SMART Operations is constantly monitoring not only events but also collecting and analyzing information critical for transport planning. The metrics produced from the platform under traffic engineering terminology is referred to as a continuous base case assessment. Here, the platform provides at a site level within a network the level of service, delay, queues, degree of saturation and lane utilization; critical metrics that inform development interventions required for improved traffic operations.

Traffic Management Center Improvements

Current practice at Traffic Management Centers (TMCs) requires traffic professionals to manually monitor traffic operations on selected corridors through networks of cameras, with certain traffic feeds triggering alerts. These monitoring activities would be greatly enhanced by applying automated video analytics to monitor traffic conflicts and other risk-related metrics (e.g. speeding, violations). Using this video analytics for continuous risk monitoring would enable the monitoring of traffic risks and risk trends, so that unacceptable and incident-induced congestion could also be avoided. Improved management of Variable Speed Limits and reduced dispatching of emergency vehicles to incidents would be expected as a result.

 

AMAG’s SMART Operations is designed to achieve these objectives. It continuously measures numerous risk-related metrics, including flows, speeds, violations and traffic conflicts. It compares current risk with historic risk to inform current operations and alert operations managers. Moreover, the platform is designed to be scalable, meaning that it can efficiently manage many locations or traffic corridors.

Video and Transportation Analytics

A significant advantage of video analytics is collecting traffic violations data, which are notoriously difficult to collect. The predictive capabilities of AI-based systems enable monitoring of exceptional road user behaviors as well.

 

For example, a video-based advanced intersection management system can continuously monitor the speed and acceleration profiles of dilemma zone vehicles during amber phases to predict their red-light-running likelihood. If a vehicle is predicted not to clear an intersection by the start of the next phase, an alert can be issued to the traffic controller to extend the all-red phase to allow its safe passage through the intersection.

 

Only video-based monitoring can monitor pedestrian spatial and temporal violations at pedestrian crossings and wrong-way bicycle riding in an automated fashion. Often these violations are indicative of operational or road user issues that may require targeted treatment.
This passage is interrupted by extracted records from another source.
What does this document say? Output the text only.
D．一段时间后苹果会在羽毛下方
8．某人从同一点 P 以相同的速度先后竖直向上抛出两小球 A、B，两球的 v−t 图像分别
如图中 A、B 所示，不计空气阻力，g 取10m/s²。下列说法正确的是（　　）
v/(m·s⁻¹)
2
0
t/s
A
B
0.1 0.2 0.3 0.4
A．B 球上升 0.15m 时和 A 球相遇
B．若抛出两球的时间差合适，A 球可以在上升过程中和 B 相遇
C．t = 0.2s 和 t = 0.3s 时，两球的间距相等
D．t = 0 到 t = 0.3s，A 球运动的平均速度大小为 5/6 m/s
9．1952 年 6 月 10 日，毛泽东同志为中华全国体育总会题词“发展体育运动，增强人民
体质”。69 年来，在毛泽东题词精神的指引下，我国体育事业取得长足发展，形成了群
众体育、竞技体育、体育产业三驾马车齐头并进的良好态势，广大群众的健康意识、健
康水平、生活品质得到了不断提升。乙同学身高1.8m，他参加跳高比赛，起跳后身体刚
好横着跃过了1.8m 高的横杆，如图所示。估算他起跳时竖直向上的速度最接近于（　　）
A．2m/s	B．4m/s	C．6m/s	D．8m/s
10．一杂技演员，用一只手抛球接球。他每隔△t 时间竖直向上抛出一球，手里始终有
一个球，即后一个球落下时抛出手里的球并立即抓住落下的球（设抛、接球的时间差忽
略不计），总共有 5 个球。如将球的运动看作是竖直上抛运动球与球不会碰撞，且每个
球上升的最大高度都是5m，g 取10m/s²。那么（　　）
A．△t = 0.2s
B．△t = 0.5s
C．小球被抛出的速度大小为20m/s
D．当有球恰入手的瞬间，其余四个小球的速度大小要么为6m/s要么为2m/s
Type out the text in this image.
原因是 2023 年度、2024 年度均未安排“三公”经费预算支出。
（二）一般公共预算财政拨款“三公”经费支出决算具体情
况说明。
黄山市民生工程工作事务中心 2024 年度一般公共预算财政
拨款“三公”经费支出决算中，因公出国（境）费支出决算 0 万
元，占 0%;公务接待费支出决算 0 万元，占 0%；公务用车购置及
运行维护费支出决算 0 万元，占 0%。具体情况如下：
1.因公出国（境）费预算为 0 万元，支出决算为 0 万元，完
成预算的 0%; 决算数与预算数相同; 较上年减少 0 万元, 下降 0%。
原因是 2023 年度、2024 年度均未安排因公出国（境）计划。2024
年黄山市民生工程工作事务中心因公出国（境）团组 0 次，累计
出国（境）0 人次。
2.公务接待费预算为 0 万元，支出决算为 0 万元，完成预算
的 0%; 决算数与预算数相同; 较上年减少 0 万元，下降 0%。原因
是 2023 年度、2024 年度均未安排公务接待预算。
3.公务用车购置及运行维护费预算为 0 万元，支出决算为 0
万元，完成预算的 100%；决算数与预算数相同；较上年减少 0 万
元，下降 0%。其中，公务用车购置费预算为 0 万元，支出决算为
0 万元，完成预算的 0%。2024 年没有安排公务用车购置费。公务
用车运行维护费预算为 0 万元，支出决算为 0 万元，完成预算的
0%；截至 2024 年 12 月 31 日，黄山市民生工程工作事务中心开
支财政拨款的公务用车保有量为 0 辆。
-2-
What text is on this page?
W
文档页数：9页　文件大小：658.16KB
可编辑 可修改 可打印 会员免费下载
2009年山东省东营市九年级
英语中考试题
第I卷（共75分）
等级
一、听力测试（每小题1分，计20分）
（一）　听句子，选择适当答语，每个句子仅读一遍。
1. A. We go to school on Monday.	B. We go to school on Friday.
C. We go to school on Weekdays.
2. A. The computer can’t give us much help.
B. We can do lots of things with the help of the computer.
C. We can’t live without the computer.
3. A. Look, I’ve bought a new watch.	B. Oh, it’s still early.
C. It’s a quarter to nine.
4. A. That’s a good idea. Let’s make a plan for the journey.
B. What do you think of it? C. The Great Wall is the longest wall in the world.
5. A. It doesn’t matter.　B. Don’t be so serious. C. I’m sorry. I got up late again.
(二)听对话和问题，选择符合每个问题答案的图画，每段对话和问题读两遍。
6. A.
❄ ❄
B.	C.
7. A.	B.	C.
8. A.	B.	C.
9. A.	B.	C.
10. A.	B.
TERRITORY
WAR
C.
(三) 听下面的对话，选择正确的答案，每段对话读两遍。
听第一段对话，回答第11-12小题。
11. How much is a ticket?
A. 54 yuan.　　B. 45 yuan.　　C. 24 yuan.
Video and Predictive Analytics: A Solution for Road Safety and Transportation Operations

Combining computer vision and predictive analytics will accelerate our readiness for the deployment of advanced technologies like Adaptive Traffic Signal Safety Systems, connected vehicles and self-driving vehicles. Since such technologies are poised to improve both the safety and efficiency of traffic operations significantly, widespread adoption of automated video-based traffic management systems can revolutionize the way we manage transport networks and, ultimately, bridges the gap between road safety and traffic operations.

[1] Stevanovic, A., Stevanovic, J. and Kergaye, C. 2013. Optimization of traffic signal timings based on surrogate measures of safety. Transportation Research Part C: Emerging Technologies, 32, 159-178.

[2] https://amagroup.io/news/measuring-critical-conflicts-for-crash-prediction/

[3] Tageldin, A., Sayed, T., Zaki, M. H., & Azab, M. (2014). A safety evaluation of an Adaptive Traffic Signal Control system using Computer Vision. Advances in transportation studies.